Рубаха на его спине треснула, вечерний ветер лизнул обнаженную кожу.
— Не надо… — пискнул он едва слышно.
— Не напрягайся. Расслабь мышцы. Не бойся, расслабь.
Бред.
— Не на…
Под лопатку ему вонзилось жало — во всяком случае, он решил что это жало, дернулся и замер в ожидании смерти.
Смерти не наступило. По телу разливалась теплая, расслабляющая волна.
— Спокойно.
Рывок. Половина нитей, стягивающих Игара, с отвратительным треском разошлась; он не испытал облегчения. Ноги болтались, как чулки с песком.
Потом небо с разгорающимися звездами повернулось и легло на бок. Игар схватил воздух ртом; перед его глазами оказалась твердая земля вернее, наклонная стенка оврага, укрытая шубой из прошлогодних листьев, пахнущая травой и влагой.
— Попробуй встать, — сказали у него над головой.
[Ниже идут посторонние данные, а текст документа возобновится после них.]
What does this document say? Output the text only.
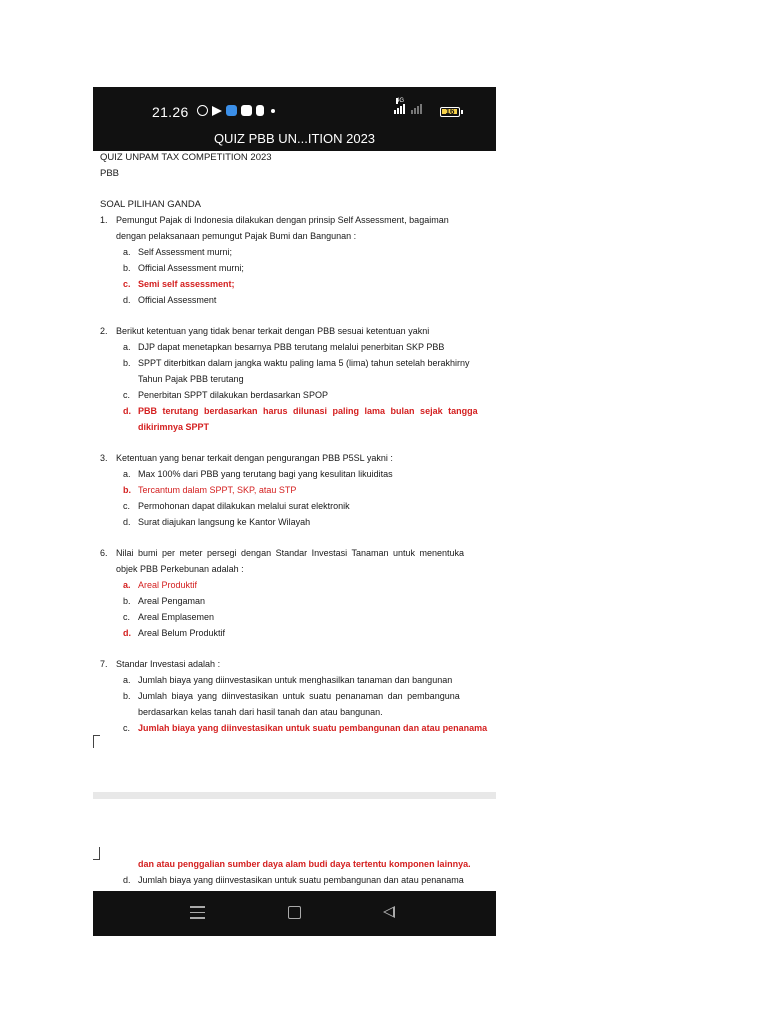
21.26
4G
16
QUIZ PBB UN...ITION 2023
QUIZ UNPAM TAX COMPETITION 2023
PBB
SOAL PILIHAN GANDA
1. Pemungut Pajak di Indonesia dilakukan dengan prinsip Self Assessment, bagaiman
dengan pelaksanaan pemungut Pajak Bumi dan Bangunan :
a. Self Assessment murni;
b. Official Assessment murni;
c. Semi self assessment;
d. Official Assessment
2. Berikut ketentuan yang tidak benar terkait dengan PBB sesuai ketentuan yakni
a. DJP dapat menetapkan besarnya PBB terutang melalui penerbitan SKP PBB
b. SPPT diterbitkan dalam jangka waktu paling lama 5 (lima) tahun setelah berakhirny
Tahun Pajak PBB terutang
c. Penerbitan SPPT dilakukan berdasarkan SPOP
d. PBB terutang berdasarkan harus dilunasi paling lama bulan sejak tangga
dikirimnya SPPT
3. Ketentuan yang benar terkait dengan pengurangan PBB P5SL yakni :
a. Max 100% dari PBB yang terutang bagi yang kesulitan likuiditas
b. Tercantum dalam SPPT, SKP, atau STP
c. Permohonan dapat dilakukan melalui surat elektronik
d. Surat diajukan langsung ke Kantor Wilayah
6. Nilai bumi per meter persegi dengan Standar Investasi Tanaman untuk menentuka
objek PBB Perkebunan adalah :
a. Areal Produktif
b. Areal Pengaman
c. Areal Emplasemen
d. Areal Belum Produktif
7. Standar Investasi adalah :
a. Jumlah biaya yang diinvestasikan untuk menghasilkan tanaman dan bangunan
b. Jumlah biaya yang diinvestasikan untuk suatu penanaman dan pembanguna
berdasarkan kelas tanah dari hasil tanah dan atau bangunan.
c. Jumlah biaya yang diinvestasikan untuk suatu pembangunan dan atau penanama
dan atau penggalian sumber daya alam budi daya tertentu komponen lainnya.
d. Jumlah biaya yang diinvestasikan untuk suatu pembangunan dan atau penanama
Он послушно попытался сесть, поднял правую руку, удивленно посмотрел на безжизненные белые пальцы, все в отвратительных клочьях паутины — и, будто ошпаренный, подскочил и завертел головой в поисках Илазы.
Ее светлое платье выделялось среди ветвей. Лица Игар не видел лишь слышал сбивчивое, натужное дыхание.
Он с трудом проглотил тягучую слюну:
— Кто… здесь… Кто?!
Шелест ветра в кронах. Неподвижная Илаза в сетях; что-то мешает. Что-то маячит в стороне, сверху, невозможно большое, бесформенное, что это, что…
Его вырвало желчью. Одна длинная болезненная судорога, пустой желудок, выворачивающийся наизнанку, все остальное парализовано ужасом, даже мысли об Илазе…
— Кто… говорит…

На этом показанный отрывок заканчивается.